After some lengthy discussions, the executive committee and the board approved the plan and life became even busier. We changed the name and had a roadmap to expand membership, as well as use consumer promotions rather than sales incentives to increase electric appliance sales.
In January of 1974, the American Society of Association Executives (ASAE) announced that their annual convention would be held in early August at the new Sheraton Waikiki in Honolulu. The association executive community in Southern California was excited ASAE was finally holding their convention here in the west (so to speak).
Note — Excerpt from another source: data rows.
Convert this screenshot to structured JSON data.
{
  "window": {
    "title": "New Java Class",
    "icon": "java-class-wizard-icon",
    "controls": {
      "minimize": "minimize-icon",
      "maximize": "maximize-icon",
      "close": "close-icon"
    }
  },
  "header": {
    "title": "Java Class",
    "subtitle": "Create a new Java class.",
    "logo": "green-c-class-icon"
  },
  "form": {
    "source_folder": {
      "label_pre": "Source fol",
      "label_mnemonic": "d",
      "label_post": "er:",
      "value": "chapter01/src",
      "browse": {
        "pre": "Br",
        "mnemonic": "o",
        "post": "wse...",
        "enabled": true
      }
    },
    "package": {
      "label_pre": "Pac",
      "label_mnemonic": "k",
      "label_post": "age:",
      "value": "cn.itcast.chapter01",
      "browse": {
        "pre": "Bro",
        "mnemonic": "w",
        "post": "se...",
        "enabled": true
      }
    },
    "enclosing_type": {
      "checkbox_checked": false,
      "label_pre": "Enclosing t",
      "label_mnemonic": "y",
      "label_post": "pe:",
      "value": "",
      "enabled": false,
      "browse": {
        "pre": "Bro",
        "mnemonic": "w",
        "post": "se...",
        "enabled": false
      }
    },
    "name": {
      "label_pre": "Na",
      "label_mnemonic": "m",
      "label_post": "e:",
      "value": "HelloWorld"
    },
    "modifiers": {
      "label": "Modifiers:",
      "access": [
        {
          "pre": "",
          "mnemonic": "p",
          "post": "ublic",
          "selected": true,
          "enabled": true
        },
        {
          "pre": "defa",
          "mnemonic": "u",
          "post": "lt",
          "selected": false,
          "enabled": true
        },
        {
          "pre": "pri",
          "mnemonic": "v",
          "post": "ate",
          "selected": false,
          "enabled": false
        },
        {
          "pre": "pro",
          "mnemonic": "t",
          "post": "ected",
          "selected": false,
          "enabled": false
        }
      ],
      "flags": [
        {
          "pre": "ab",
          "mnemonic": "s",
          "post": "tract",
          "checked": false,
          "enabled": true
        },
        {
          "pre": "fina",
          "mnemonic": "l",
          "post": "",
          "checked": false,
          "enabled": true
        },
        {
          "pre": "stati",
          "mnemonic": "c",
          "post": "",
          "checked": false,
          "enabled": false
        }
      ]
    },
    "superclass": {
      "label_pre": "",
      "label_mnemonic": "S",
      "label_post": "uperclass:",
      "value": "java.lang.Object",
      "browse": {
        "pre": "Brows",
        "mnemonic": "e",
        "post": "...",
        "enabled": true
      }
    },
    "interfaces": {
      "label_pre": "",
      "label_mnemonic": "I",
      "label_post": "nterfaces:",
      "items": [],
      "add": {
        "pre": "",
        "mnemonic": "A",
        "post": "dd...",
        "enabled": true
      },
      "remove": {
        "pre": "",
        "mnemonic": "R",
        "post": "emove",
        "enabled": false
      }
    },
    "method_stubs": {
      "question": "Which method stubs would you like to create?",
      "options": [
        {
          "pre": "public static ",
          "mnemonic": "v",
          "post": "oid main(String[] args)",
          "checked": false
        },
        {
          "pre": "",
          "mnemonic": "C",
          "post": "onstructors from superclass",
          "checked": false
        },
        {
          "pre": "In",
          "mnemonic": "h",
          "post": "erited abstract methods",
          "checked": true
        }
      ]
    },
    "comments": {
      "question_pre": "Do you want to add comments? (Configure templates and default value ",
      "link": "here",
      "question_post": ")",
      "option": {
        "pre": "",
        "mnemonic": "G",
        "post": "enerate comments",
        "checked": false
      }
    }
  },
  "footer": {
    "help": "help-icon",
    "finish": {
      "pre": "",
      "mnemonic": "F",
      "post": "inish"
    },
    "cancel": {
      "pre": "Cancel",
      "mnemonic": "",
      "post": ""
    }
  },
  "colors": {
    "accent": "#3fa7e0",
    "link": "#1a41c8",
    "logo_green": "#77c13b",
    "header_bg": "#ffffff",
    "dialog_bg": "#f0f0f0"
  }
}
One day on an airport shuttle I ran into Don Rosen, an association executive friend who had applied for my job but didn’t get it. In the course of conversation, he asked if I was planning to go to the ASAE convention in Hawaii. I said, “I don’t think my board would be that generous.”
His reply was, “Win an award. They’ll feel obligated to send you.”
Hey, that sounded like an idea worth trying. So I did a little research and entered our five-year strategic plan as an entry for a management achievement award. It must have been a soft year because we were chosen for one of the awards.
When I told my board of our good fortune, they asked where the award would be presented (just liked I hoped). I was happy to tell them it would be presented at the ASAE national convention in Honolulu.
They accused me of sneaky, underhanded manipulation but agreed to budget my attendance.
The event was spectacular with warm breezes, helicopters, fireworks and some interesting sessions. All the outer island hotels were there anxious to have you come visit for two or three days after the convention. They were eager to pay the interisland fare, enjoy their hospitality, and do a site inspection.
How could I refuse? We went to the Maui Surf. It’s now been rebuilt as the Westin or Kaanapali Beach. It was terrific.
A few years later, we brought the Western Association of Equipment Lessors (WAEL) to the hotel for our first offshore meeting. It was an outstanding conference and we went back to Hawaii every couple of years.
In addition to holding conferences for WAEL, I had to make additional site inspection trips and now Hawaii was becoming a regular visit.
All told, I’ve now been to Hawaii 20 to 25 times, more recently on personal vacations. It’s paradise—warm tropical weather with a tepid ocean to match, spectacular sunsets and people who speak our native tongue.
I’ve been on all five major islands—Oahu, Maui, Molokai, Lanai and Hawaii (the big island); seen most of the islands’ sights, including submarine rides to see the underwater gardens of fish, helicopters over the volcanoes and the lush green forests and waterfalls. Pearl Harbor is a truly unique experience.
I’ve snorkeled, hiked, and dined in great restaurants with wonderful views, and there’s so much more in a totally relaxed environment.
I’ve stayed in a variety of hotels and pretty regularly in a condo on Makena Beach in Maui. Loved them all!
Never had a bad trip; never been bored. About 1992, I thought about moving there. If they had better and more convenient medical facilities, I might have done it.
Thank you, Don Rosen, for a great suggestion.